The two types of timestamp cause two-way dependency between transactions and snapshot chain, as shown in Figure 2:
Figure 2. explicit timestamps and implicit timestamps
The red arrows indicate the references from transaction to snapshot block, representing explicit timestamps (the creation time of transaction)
The blue arrows indicate the references from snapshot block to transaction, representing implicit timestamps (the confirmation time of transaction) .
Impact of Snapshot Chain Fork on Timestamp
In structure, snapshot chain is actually a tree due to the possibility of fork.
The newer the snapshot block is, the more probably it could be rolled back. Both types of timestamps will be impacted when rollback occurs.
However, explicit timestamps will receive bigger impact, as explained below
Figure 3. explicit timestamps with snapshot chain forks
In Figure 3,
the right-side snapshot block #N is rolled back and replaced by another forked snapshot block(left side).
All transactions referring to this snapshot block must be rolled back as well, including the last transactions in account A and B.
This is because the hash value of snapshot block was involved in signing, as part of the transaction data.
The transactions have to be re-signed and re-sent by the original users since the previously referenced snapshot block is invalid.
However, re-signing transaction is very expensive and therefore should be avoided in practice.
An alternative strategy is to reference an older snapshot block, which means the "trunk" part of the snapshot chain. Unfortunately, this approach deviates from the purpose of explicit timestamp as transaction creation time and also is hard to tell which block is most appropriate.
A conclusion can be reached now that except the benefit, explicit timestamps have problem.
In contrast, implicit timestamps do not have this problem.
Figure 4. implicit timestamps with snapshot chain forks
Implicit timestamps are simply discarded along with the snapshot block during a rollback. In the example of Figure 4, the second transaction of account A and first transaction of account B will be re-marked as unconfirmed.
A forked snapshot block #N will produce a set of new implicit timestamps, but not necessarily the same as those in the original block.
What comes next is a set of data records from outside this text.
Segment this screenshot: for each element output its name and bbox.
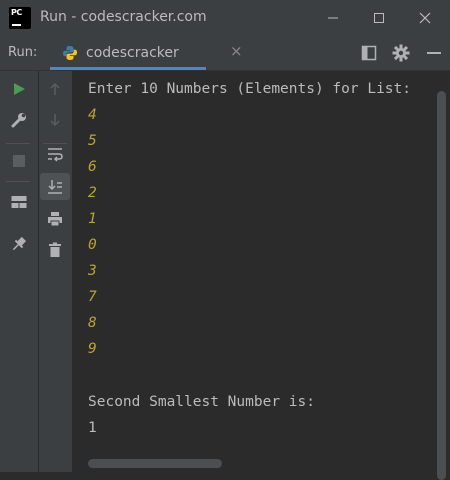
- maximize-button[interactable]: [356, 0, 402, 36]
- run-toolbar: Run: codescracker ×: [0, 36, 450, 71]
- pycharm-logo: PC: [9, 7, 31, 29]
- list-item: 1: [88, 211, 97, 227]
- print-icon[interactable]: [43, 207, 67, 231]
- result-label: Second Smallest Number is:: [88, 394, 315, 410]
- list-item: 5: [88, 133, 97, 149]
- list-item: 8: [88, 315, 97, 331]
- up-arrow-icon[interactable]: [43, 77, 67, 101]
- result-value: 1: [88, 420, 97, 436]
- list-item: 9: [88, 341, 97, 357]
- run-icon[interactable]: [7, 77, 31, 101]
- soft-wrap-icon[interactable]: [43, 142, 67, 166]
- minimize-button[interactable]: [310, 0, 356, 36]
- layout-icon[interactable]: [7, 190, 31, 214]
- pycharm-window: PC Run - codescracker.com Run: codescrac…: [0, 0, 450, 480]
- maximize-icon: [374, 13, 384, 23]
- hide-icon[interactable]: [422, 41, 446, 65]
- left-tool-gutter: [0, 71, 39, 472]
- console-output[interactable]: Enter 10 Numbers (Elements) for List: 4 …: [72, 71, 450, 480]
- trash-icon[interactable]: [43, 238, 67, 262]
- list-item: 0: [88, 237, 97, 253]
- run-label: Run:: [8, 45, 38, 60]
- list-item: 3: [88, 263, 97, 279]
- window-title: Run - codescracker.com: [40, 9, 207, 25]
- list-item: 4: [88, 107, 97, 123]
- python-icon: [63, 46, 77, 60]
- down-arrow-icon[interactable]: [43, 108, 67, 132]
- input-prompt: Enter 10 Numbers (Elements) for List:: [88, 81, 412, 97]
- scroll-to-end-icon[interactable]: [43, 175, 67, 199]
- tab-codescracker[interactable]: codescracker ×: [50, 36, 243, 70]
- close-button[interactable]: [402, 0, 448, 36]
- list-item: 7: [88, 289, 97, 305]
- logo-text: PC: [11, 8, 22, 17]
- tab-label: codescracker: [86, 45, 179, 61]
- list-item: 6: [88, 159, 97, 175]
- horizontal-scrollbar[interactable]: [88, 459, 222, 468]
- minimize-icon: [328, 17, 338, 19]
- layout-panel-icon[interactable]: [357, 41, 381, 65]
- title-bar: PC Run - codescracker.com: [0, 0, 450, 36]
- stop-icon[interactable]: [7, 149, 31, 173]
- close-icon: [419, 12, 431, 24]
- vertical-scrollbar[interactable]: [437, 91, 446, 480]
- wrench-icon[interactable]: [7, 108, 31, 132]
- settings-gear-icon[interactable]: [389, 41, 413, 65]
- tab-close-icon[interactable]: ×: [230, 42, 243, 60]
- list-item: 2: [88, 185, 97, 201]
- console-actions-gutter: [39, 71, 72, 472]
- pin-icon[interactable]: [7, 232, 31, 256]
- tab-active-indicator: [50, 67, 206, 70]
Since implicit timestamp is reversed reference, transactions in DAG ledger do not have to change.
Therefore, it is not necessary for users to re-sign their transactions any more, making fork resolution simple.
Calculate Resource Consumption with Implicit Timestamps
So, using implicit timestamps, is it still possible to accurately measure the resource usage of each account and calculate quota consumption? The answer is yes.
As shown in Figure 2, if explicit timestamps are used as the original manner, in two consecutive time slots from snapshot #N-2 to snapshot #N, account A created 4 transactions, and account B created 2.
With implicit timestamps, in one time slot between snapshot #N-1 and snapshot #N, 2 transactions were confirmed for account A, and 1 transaction for account B.
In this way, according to the total amount of resources consumed by transactions confirmed in each account within fixed period, average resource consumption can still be accurately measured, thereby finding out whether a new transaction will exceed quota or not.
Indeed, since the creation and confirmation of transaction is asynchronous in Vite, as well as transaction propagation and account state calculation consumes time, a small calculation gap may be caused by using transaction confirmation time.
However, it is reasonable to reduce the gap by extending statistical cycle, in other words, calculating average resource consumption for a longer period of time.
In the system of Vite, as long as the calculation scheme of resource consumption for different accounts are kept the same, this quota model based on confirmation time is feasible.
Conclusions
Based on above discussion, this proposal suggests to remove all explicit timestamps from Vite's ledger and keep only implicit timestamps.
In this proposal, although the exact creation time of transaction is no longer saved on chain and as consequence losing some semantics depending on timestamp, in general the impact is very limited.
Particularly, quota model and related resource consumption calculation can still be implemented with implicit timestamp, aka "confirmation time".
This proposal can bring the following optimizations:
- Remove two-way dependency between DAG ledger and snapshot chain, so they can be constructed asynchronously
- Simplify rollback processing to increase system throughput
- No need to re-sign transaction after rollback, and therefore simplifying client processing logic
- Reduce the size of DAG ledger